Solar-Plus-Storage: The Emerging Standard
Solar-plus-storage (co-locating battery storage with solar generation) is rapidly becoming the default configuration for new utility-scale projects. Of the 956 GW of solar in US interconnection queues at the end of 2024, 47% was paired with battery storage. Co-location offers several economic advantages: shared interconnection costs (the most expensive single line item after modules), shared land and site infrastructure, a single PPA that covers both generation and capacity, and the ability to shift solar generation to higher-priced evening hours. Solar-plus-storage projects can offer "firm" or "dispatchable" clean energy, which is increasingly what utilities and corporate offtakers demand. The storage component adds $250,000-500,000 per MW to total project cost (depending on duration, typically 2-4 hours) but can increase PPA prices by $5-15/MWh and improve project economics by capturing time-of-use pricing spreads and providing ancillary services revenue.
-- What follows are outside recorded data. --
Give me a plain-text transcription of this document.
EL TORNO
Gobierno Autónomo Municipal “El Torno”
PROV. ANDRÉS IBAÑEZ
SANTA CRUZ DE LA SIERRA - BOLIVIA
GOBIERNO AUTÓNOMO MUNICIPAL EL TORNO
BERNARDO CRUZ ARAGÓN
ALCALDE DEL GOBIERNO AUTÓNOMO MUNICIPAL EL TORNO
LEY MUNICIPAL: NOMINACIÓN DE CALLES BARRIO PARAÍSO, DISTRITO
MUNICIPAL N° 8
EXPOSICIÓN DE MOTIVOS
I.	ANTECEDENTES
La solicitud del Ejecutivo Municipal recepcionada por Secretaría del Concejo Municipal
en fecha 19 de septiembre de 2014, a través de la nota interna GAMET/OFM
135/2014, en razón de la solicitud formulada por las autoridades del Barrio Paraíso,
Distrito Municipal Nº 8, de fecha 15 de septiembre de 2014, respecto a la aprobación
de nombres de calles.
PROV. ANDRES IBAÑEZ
For energy bankers, solar-plus-storage complicates the financial model because the storage component has different revenue drivers, degradation characteristics, and warranty structures than the solar generation. The tax equity treatment also differs: storage qualifies for a standalone 30% ITC under the IRA, which can be stacked with the solar ITC when co-located. Modeling a hybrid project requires understanding both the solar generation profile and the storage revenue stack.
Solar M&A and Portfolio Transactions
Solar portfolio M&A has become one of the highest-volume transaction categories in energy investment banking. Transactions range from individual project sales (a single 100-300 MW facility) to platform acquisitions (a developer with a multi-GW pipeline and operating portfolio). The buyer universe includes utilities, independent power producers, infrastructure funds, pension funds, and, increasingly, technology companies.
Operating solar portfolios with long-term investment-grade PPAs trade at $1.0-1.8 million per MW (AC), depending on contract quality, remaining PPA term, asset age, and geography. The wide range reflects the diversity within the solar asset class: a newly built project with a 20-year PPA with a rated utility in a high-irradiance location commands a premium, while an older project with a 10-year remaining PPA term and lower capacity factor trades at a discount.
Development-stage portfolios are valued based on the pipeline's maturity. Early-stage sites (land under control, no interconnection) may trade at $20,000-80,000 per MW. Mid-stage projects (interconnection in progress, permitting underway) command $80,000-150,000 per MW. Late-stage projects (PPA executed, interconnection secured, near NTP) can reach $150,000-350,000 per MW or higher, particularly for projects in constrained interconnection markets where queue position itself has scarcity value.
For energy bankers, solar M&A advisory involves a distinctive skill set. The seller typically engages a bank to run a structured process, marketing the portfolio through a confidential information memorandum (CIM) that details each project's PPA terms, resource assessment, technical specifications, interconnection status, and financial projections. Bidders submit proposals that reflect their view on merchant tail value, tax equity structuring, and operational synergies. The bank evaluates bids on a risk-adjusted basis, accounting for differences in tax equity assumptions, financing capacity, and closing certainty.